Dari pengalaman pribadi yang relatif subjektif dapat dikemukakan masih banyaknya yang harus kita tingkatkan, sekali pun pada delegasi yang tentu berasal minimal dari kelas menengah.Pada umumnya, dalam forum-forum itu delegasi kita jumlahnya lebih banyak, lebih senior atau berumur, dan kurang bagus berbahasa Inggeris untuk ukuran pergaulan internasional demikian sehingga banyak anggota delegasi yang tidak “in”, diam, atau sibuk berbicara dengan sesama sehingga bisa mengganggu persidangan.Berbeda dengan delegasi negara-negara tetangga itu, tidak jarang pula delegasi kita hadir terfraksi dan mengeluarkan pendapat yang kurang sinkron atau tidak konvergen karena belum ada konsolidasi pemikiran dan koordinasi dalam satu komando atau garisan.

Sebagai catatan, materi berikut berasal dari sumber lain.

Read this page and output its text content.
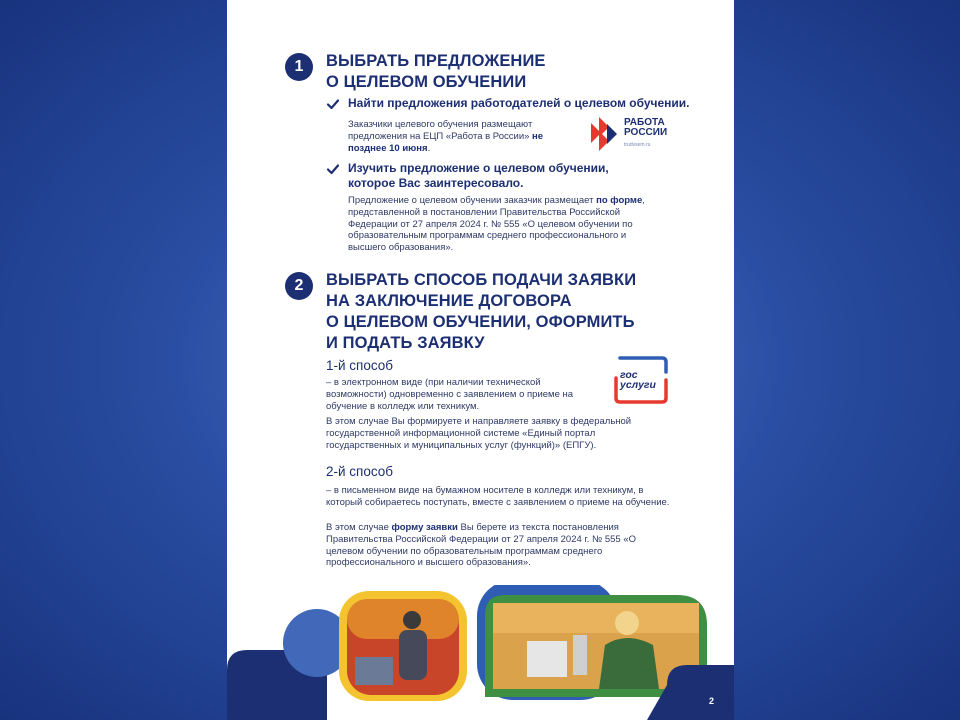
1	ВЫБРАТЬ ПРЕДЛОЖЕНИЕ
О ЦЕЛЕВОМ ОБУЧЕНИИ
Найти предложения работодателей о целевом обучении.
Заказчики целевого обучения размещают предложения на ЕЦП «Работа в России» не позднее 10 июня.
РАБОТА
РОССИИ
trudvsem.ru
Изучить предложение о целевом обучении,
которое Вас заинтересовало.
Предложение о целевом обучении заказчик размещает по форме, представленной в постановлении Правительства Российской Федерации от 27 апреля 2024 г. № 555 «О целевом обучении по образовательным программам среднего профессионального и высшего образования».
2	ВЫБРАТЬ СПОСОБ ПОДАЧИ ЗАЯВКИ
НА ЗАКЛЮЧЕНИЕ ДОГОВОРА
О ЦЕЛЕВОМ ОБУЧЕНИИ, ОФОРМИТЬ
И ПОДАТЬ ЗАЯВКУ
1-й способ
– в электронном виде (при наличии технической возможности) одновременно с заявлением о приеме на обучение в колледж или техникум.
гос
услуги
В этом случае Вы формируете и направляете заявку в федеральной государственной информационной системе «Единый портал государственных и муниципальных услуг (функций)» (ЕПГУ).
2-й способ
– в письменном виде на бумажном носителе в колледж или техникум, в который собираетесь поступать, вместе с заявлением о приеме на обучение.
В этом случае форму заявки Вы берете из текста постановления Правительства Российской Федерации от 27 апреля 2024 г. № 555 «О целевом обучении по образовательным программам среднего профессионального и высшего образования».
2
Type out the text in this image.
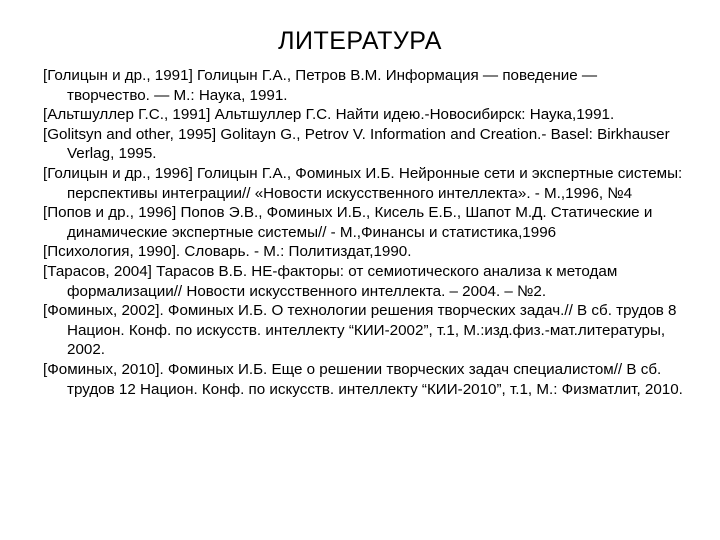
ЛИТЕРАТУРА
[Голицын и др., 1991] Голицын Г.А., Петров В.М. Информация — поведение — творчество. — М.: Наука, 1991.
[Альтшуллер Г.С., 1991] Альтшуллер Г.С. Найти идею.-Новосибирск: Наука,1991.
[Golitsyn and other, 1995] Golitayn G., Petrov V. Information and Creation.- Basel: Birkhauser Verlag, 1995.
[Голицын и др., 1996] Голицын Г.А., Фоминых И.Б. Нейронные сети и экспертные системы: перспективы интеграции// «Новости искусственного интеллекта». - М.,1996, №4
[Попов и др., 1996] Попов Э.В., Фоминых И.Б., Кисель Е.Б., Шапот М.Д. Статические и динамические экспертные системы// - М.,Финансы и статистика,1996
[Психология, 1990]. Словарь. - М.: Политиздат,1990.
[Тарасов, 2004] Тарасов В.Б. НЕ-факторы: от семиотического анализа к методам формализации// Новости искусственного интеллекта. – 2004. – №2.
[Фоминых, 2002]. Фоминых И.Б. О технологии решения творческих задач.// В сб. трудов 8 Национ. Конф. по искусств. интеллекту “КИИ-2002”, т.1, М.:изд.физ.-мат.литературы, 2002.
[Фоминых, 2010]. Фоминых И.Б. Еще о решении творческих задач специалистом// В сб. трудов 12 Национ. Конф. по искусств. интеллекту “КИИ-2010”, т.1, М.: Физматлит, 2010.
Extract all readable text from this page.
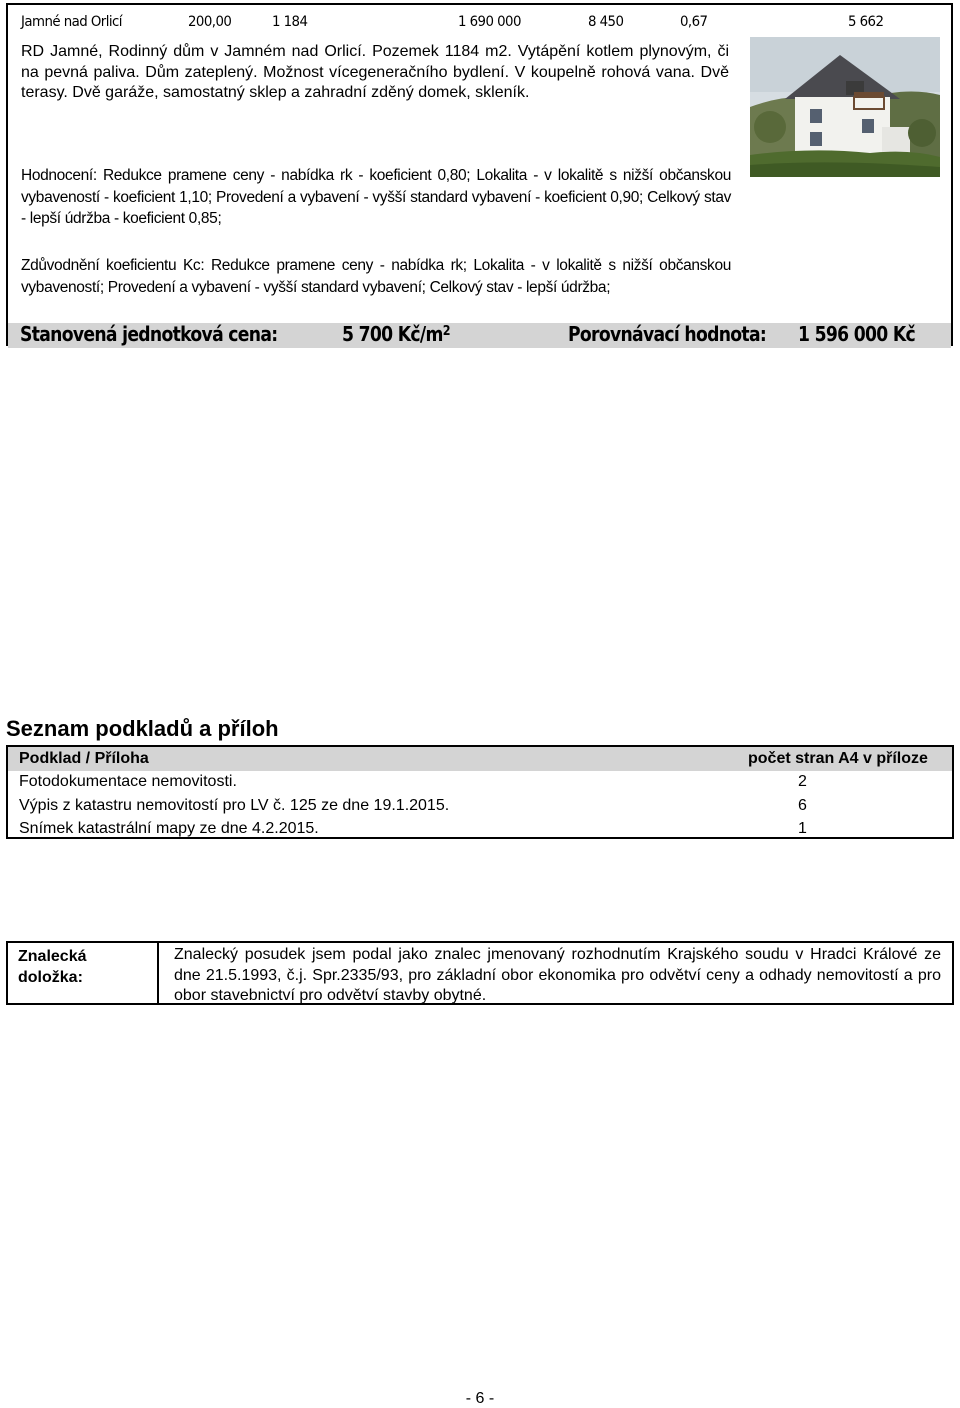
Jamné nad Orlicí	200,00	1 184	1 690 000	8 450	0,67	5 662
RD Jamné, Rodinný dům v Jamném nad Orlicí. Pozemek 1184 m2. Vytápění kotlem plynovým, či na pevná paliva. Dům zateplený. Možnost vícegeneračního bydlení. V koupelně rohová vana. Dvě terasy. Dvě garáže, samostatný sklep a zahradní zděný domek, skleník.
Hodnocení: Redukce pramene ceny - nabídka rk - koeficient 0,80; Lokalita - v lokalitě s nižší občanskou vybaveností - koeficient 1,10; Provedení a vybavení - vyšší standard vybavení - koeficient 0,90; Celkový stav - lepší údržba - koeficient 0,85;
Zdůvodnění koeficientu Kc: Redukce pramene ceny - nabídka rk; Lokalita - v lokalitě s nižší občanskou vybaveností; Provedení a vybavení - vyšší standard vybavení; Celkový stav - lepší údržba;
Stanovená jednotková cena:	5 700 $Kč/m^2$	Porovnávací hodnota: 1 596 000 Kč
Seznam podkladů a příloh
Podklad / Příloha	počet stran A4 v příloze
Fotodokumentace nemovitosti.	2
Výpis z katastru nemovitostí pro LV č. 125 ze dne 19.1.2015.	6
Snímek katastrální mapy ze dne 4.2.2015.	1
Znalecká doložka:
Znalecký posudek jsem podal jako znalec jmenovaný rozhodnutím Krajského soudu v Hradci Králové ze dne 21.5.1993, č.j. Spr.2335/93, pro základní obor ekonomika pro odvětví ceny a odhady nemovitostí a pro obor stavebnictví pro odvětví stavby obytné.
- 6 -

Semua ini harus kita akui karena masih tertinggalnya kualitas SDM kita secara kualitatif dalam bentuk: kompetensi dan kapabilitas yang muncul lebih terlambat, kemampuan berbahasa Inggeris dan pemahaman tentang pergaulan internasional masih kurang, koordinasi masih lemah, dan sebagainya.Keadaan yang memprihatinkan ini bisa saja masih kita fahami dulu tapi tentunya harus kita upayakan perbaikannya dengan konsepsional dan sungguh-sungguh.

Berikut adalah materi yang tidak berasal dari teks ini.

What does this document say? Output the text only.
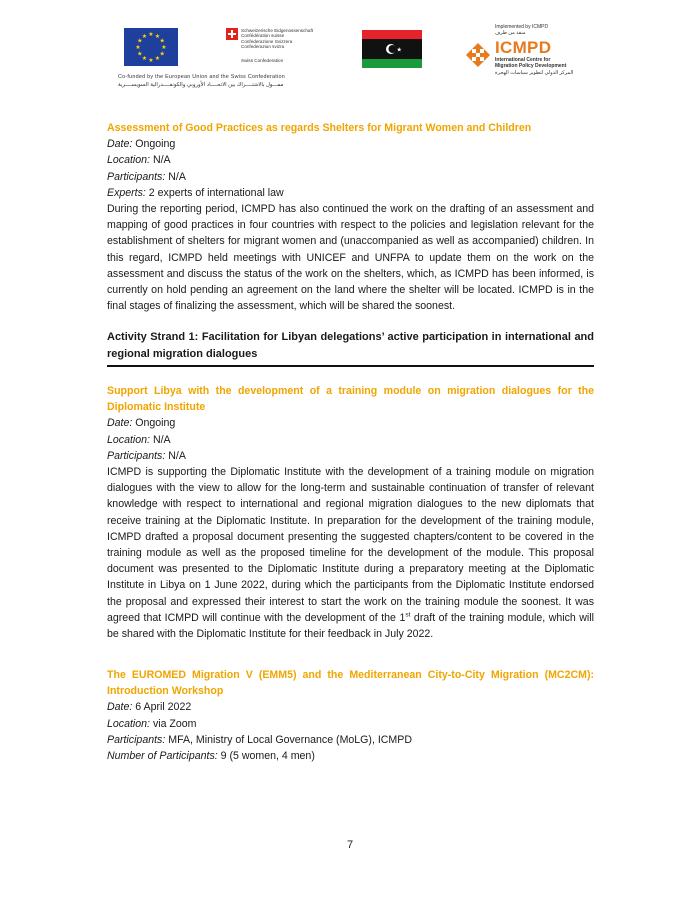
★ ★
★
★
★
★
★
★
★
★
★
★
Schweizerische Eidgenossenschaft
Confédération suisse
Confederazione Svizzera
Confederaziun svizra
Swiss Confederation
★
Implemented by ICMPD
منفذ من طرف
ICMPD
International Centre for
Migration Policy Development
المركز الدولي لتطوير سياسات الهجرة
Co-funded by the European Union and the Swiss Confederation
ممـــول بالاشتــــراك بين الاتحــــاد الأوروبي والكونفــــدرالية السويســــرية

Assessment of Good Practices as regards Shelters for Migrant Women and Children

Date: Ongoing

Location: N/A

Participants: N/A

Experts: 2 experts of international law

During the reporting period, ICMPD has also continued the work on the drafting of an assessment and mapping of good practices in four countries with respect to the policies and legislation relevant for the establishment of shelters for migrant women and (unaccompanied as well as accompanied) children. In this regard, ICMPD held meetings with UNICEF and UNFPA to update them on the work on the assessment and discuss the status of the work on the shelters, which, as ICMPD has been informed, is currently on hold pending an agreement on the land where the shelter will be located. ICMPD is in the final stages of finalizing the assessment, which will be shared the soonest.

Activity Strand 1: Facilitation for Libyan delegations’ active participation in international and regional migration dialogues

Support Libya with the development of a training module on migration dialogues for the Diplomatic Institute

Date: Ongoing

Location: N/A

Participants: N/A

ICMPD is supporting the Diplomatic Institute with the development of a training module on migration dialogues with the view to allow for the long-term and sustainable continuation of transfer of relevant knowledge with respect to international and regional migration dialogues to the new diplomats that receive training at the Diplomatic Institute. In preparation for the development of the training module, ICMPD drafted a proposal document presenting the suggested chapters/content to be covered in the training module as well as the proposed timeline for the development of the module. This proposal document was presented to the Diplomatic Institute during a preparatory meeting at the Diplomatic Institute in Libya on 1 June 2022, during which the participants from the Diplomatic Institute endorsed the proposal and expressed their interest to start the work on the training module the soonest. It was agreed that ICMPD will continue with the development of the 1st draft of the training module, which will be shared with the Diplomatic Institute for their feedback in July 2022.

The EUROMED Migration V (EMM5) and the Mediterranean City-to-City Migration (MC2CM): Introduction Workshop

Date: 6 April 2022

Location: via Zoom

Participants: MFA, Ministry of Local Governance (MoLG), ICMPD

Number of Participants: 9 (5 women, 4 men)

7
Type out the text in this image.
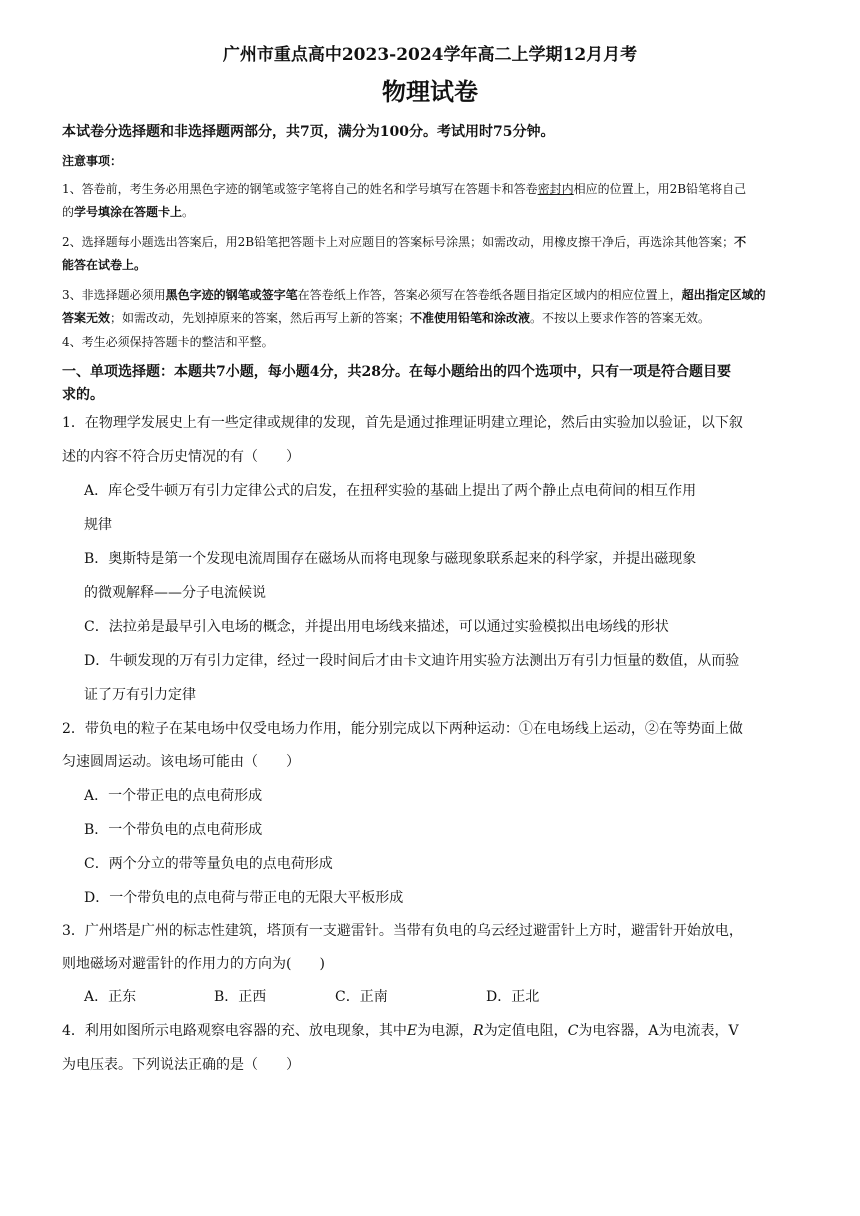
广州市重点高中2023-2024学年高二上学期12月月考
物理试卷
本试卷分选择题和非选择题两部分，共7页，满分为100分。考试用时75分钟。
注意事项：
1、答卷前，考生务必用黑色字迹的钢笔或签字笔将自己的姓名和学号填写在答题卡和答卷密封内相应的位置上，用2B铅笔将自己
的学号填涂在答题卡上。
2、选择题每小题选出答案后，用2B铅笔把答题卡上对应题目的答案标号涂黑；如需改动，用橡皮擦干净后，再选涂其他答案；不
能答在试卷上。
3、非选择题必须用黑色字迹的钢笔或签字笔在答卷纸上作答，答案必须写在答卷纸各题目指定区域内的相应位置上，超出指定区域的
答案无效；如需改动，先划掉原来的答案，然后再写上新的答案；不准使用铅笔和涂改液。不按以上要求作答的答案无效。
4、考生必须保持答题卡的整洁和平整。
一、单项选择题：本题共7小题，每小题4分，共28分。在每小题给出的四个选项中，只有一项是符合题目要
求的。
1．在物理学发展史上有一些定律或规律的发现，首先是通过推理证明建立理论，然后由实验加以验证，以下叙
述的内容不符合历史情况的有（　　）
A．库仑受牛顿万有引力定律公式的启发，在扭秤实验的基础上提出了两个静止点电荷间的相互作用
规律
B．奥斯特是第一个发现电流周围存在磁场从而将电现象与磁现象联系起来的科学家，并提出磁现象
的微观解释——分子电流候说
C．法拉弟是最早引入电场的概念，并提出用电场线来描述，可以通过实验模拟出电场线的形状
D．牛顿发现的万有引力定律，经过一段时间后才由卡文迪许用实验方法测出万有引力恒量的数值，从而验
证了万有引力定律
2．带负电的粒子在某电场中仅受电场力作用，能分别完成以下两种运动：①在电场线上运动，②在等势面上做
匀速圆周运动。该电场可能由（　　）
A．一个带正电的点电荷形成
B．一个带负电的点电荷形成
C．两个分立的带等量负电的点电荷形成
D．一个带负电的点电荷与带正电的无限大平板形成
3．广州塔是广州的标志性建筑，塔顶有一支避雷针。当带有负电的乌云经过避雷针上方时，避雷针开始放电，
则地磁场对避雷针的作用力的方向为(　　)
A．正东	B．正西	C．正南	D．正北
4．利用如图所示电路观察电容器的充、放电现象，其中E为电源，R为定值电阻，C为电容器，A为电流表，V
为电压表。下列说法正确的是（　　）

Hal lain yang tidak kurang penting adalah merubah paradigmanya.Pertama, ketertinggalan kita tidak perlu kita kaitkan dengan sejarah masa lalu bangsa kita, seperti karena dijajah terlalu lama, adanya kultur feodal yang hidup dalam masyarakat, dan sebagainya tapi perubahan tidak akan terjadi kalau kita sendiri tidak melakukannya.Kedua, sebagaimana yang telah ditunjukkan secara parsial oleh Cina dan India, jumlah penduduk yang besar bukan alasan untuk menjadikannya sebagai beban tetapi harus bisa diubah menjadi potensi yang harus dikembangkan dengan konsep yang komprehensif dan efektif-implementatif, khususnya melalui pendidikan.Insya Allah secara politis kita tidak akan kawatir kalau SDM kita makin berkualitas dan kepala kita akan tegak dalam pergaulan sosial-ekonomi global. Ini hanyalah harapan dan doa seorang yang menginginkan NKRI senantiasa berprogres.